In study 4 we assessed the stability of vitamin D under different storage conditions, in 14 healthy volunteers. The gold standard was serum tubes immediately processed and frozen. Compared with gold standard, EDTA tubes kept refrigerated showed a higher correlation coefficient (r= 0.882) and had a higher retrieval (%) than serum tubes kept at +5oC (r= 0.841).

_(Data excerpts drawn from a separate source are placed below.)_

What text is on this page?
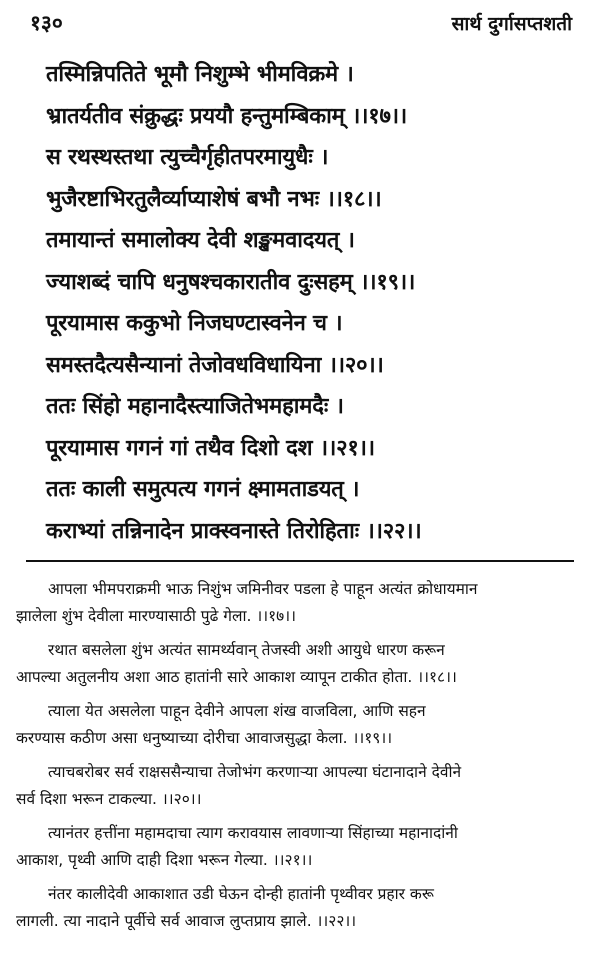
१३०	सार्थ दुर्गासप्तशती
तस्मिन्निपतिते भूमौ निशुम्भे भीमविक्रमे ।
भ्रातर्यतीव संक्रुद्धः प्रययौ हन्तुमम्बिकाम् ।।१७।।
स रथस्थस्तथा त्युच्चैर्गृहीतपरमायुधैः ।
भुजैरष्टाभिरतुलैर्व्याप्याशेषं बभौ नभः ।।१८।।
तमायान्तं समालोक्य देवी शङ्खमवादयत् ।
ज्याशब्दं चापि धनुषश्चकारातीव दुःसहम् ।।१९।।
पूरयामास ककुभो निजघण्टास्वनेन च ।
समस्तदैत्यसैन्यानां तेजोवधविधायिना ।।२०।।
ततः सिंहो महानादैस्त्याजितेभमहामदैः ।
पूरयामास गगनं गां तथैव दिशो दश ।।२१।।
ततः काली समुत्पत्य गगनं क्ष्मामताडयत् ।
कराभ्यां तन्निनादेन प्राक्स्वनास्ते तिरोहिताः ।।२२।।
आपला भीमपराक्रमी भाऊ निशुंभ जमिनीवर पडला हे पाहून अत्यंत क्रोधायमान
झालेला शुंभ देवीला मारण्यासाठी पुढे गेला. ।।१७।।
रथात बसलेला शुंभ अत्यंत सामर्थ्यवान् तेजस्वी अशी आयुधे धारण करून
आपल्या अतुलनीय अशा आठ हातांनी सारे आकाश व्यापून टाकीत होता. ।।१८।।
त्याला येत असलेला पाहून देवीने आपला शंख वाजविला, आणि सहन
करण्यास कठीण असा धनुष्याच्या दोरीचा आवाजसुद्धा केला. ।।१९।।
त्याचबरोबर सर्व राक्षससैन्याचा तेजोभंग करणाऱ्या आपल्या घंटानादाने देवीने
सर्व दिशा भरून टाकल्या. ।।२०।।
त्यानंतर हत्तींना महामदाचा त्याग करावयास लावणाऱ्या सिंहाच्या महानादांनी
आकाश, पृथ्वी आणि दाही दिशा भरून गेल्या. ।।२१।।
नंतर कालीदेवी आकाशात उडी घेऊन दोन्ही हातांनी पृथ्वीवर प्रहार करू
लागली. त्या नादाने पूर्वीचे सर्व आवाज लुप्तप्राय झाले. ।।२२।।
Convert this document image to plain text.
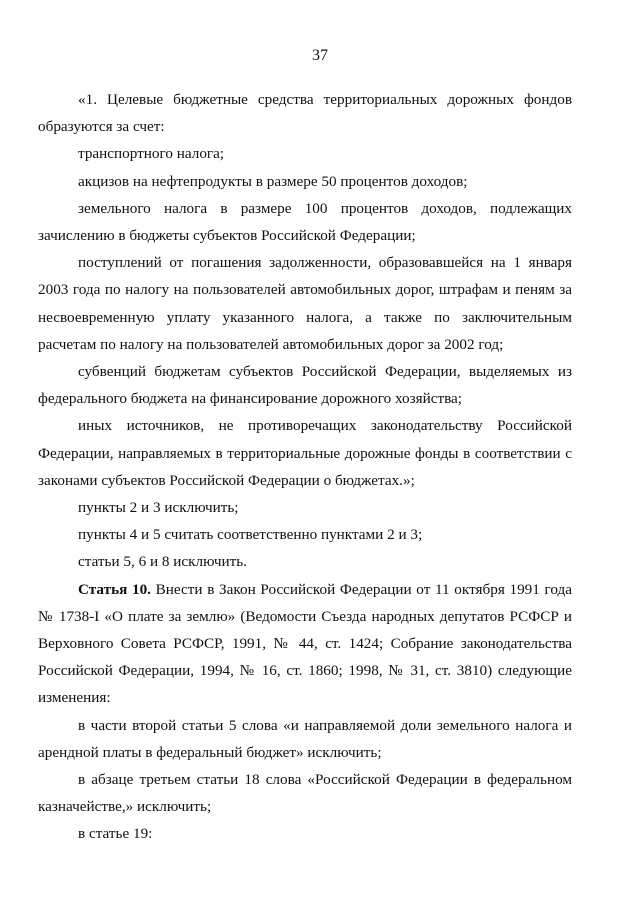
37

«1. Целевые бюджетные средства территориальных дорожных фондов образуются за счет:

транспортного налога;

акцизов на нефтепродукты в размере 50 процентов доходов;

земельного налога в размере 100 процентов доходов, подлежащих зачислению в бюджеты субъектов Российской Федерации;

поступлений от погашения задолженности, образовавшейся на 1 января 2003 года по налогу на пользователей автомобильных дорог, штрафам и пеням за несвоевременную уплату указанного налога, а также по заключительным расчетам по налогу на пользователей автомобильных дорог за 2002 год;

субвенций бюджетам субъектов Российской Федерации, выделяемых из федерального бюджета на финансирование дорожного хозяйства;

иных источников, не противоречащих законодательству Российской Федерации, направляемых в территориальные дорожные фонды в соответствии с законами субъектов Российской Федерации о бюджетах.»;

пункты 2 и 3 исключить;

пункты 4 и 5 считать соответственно пунктами 2 и 3;

статьи 5, 6 и 8 исключить.

Статья 10. Внести в Закон Российской Федерации от 11 октября 1991 года № 1738-I «О плате за землю» (Ведомости Съезда народных депутатов РСФСР и Верховного Совета РСФСР, 1991, № 44, ст. 1424; Собрание законодательства Российской Федерации, 1994, № 16, ст. 1860; 1998, № 31, ст. 3810) следующие изменения:

в части второй статьи 5 слова «и направляемой доли земельного налога и арендной платы в федеральный бюджет» исключить;

в абзаце третьем статьи 18 слова «Российской Федерации в федеральном казначействе,» исключить;

в статье 19:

In conclusion, a replete maternal vitamin D status at time of birth may have long-term positive effects on infant vitamin D status and bone size, possibly through vitamin D transferred via the umbilical cord to the child and stored in the infant. Further we found that the stability in vitamin D in general was good. The lower density with higher area in boys and in infants born of  mothers with high 25OHD postpartum may result from rapid growth of the bones, leaving too little time for mineralization.

However, vitamin D status assessed by proxy in terms of season of birth does not seem to affect, to any major degree, risk of chronic diseases later in life, although an effect on risk of MS and pneumonia may be present.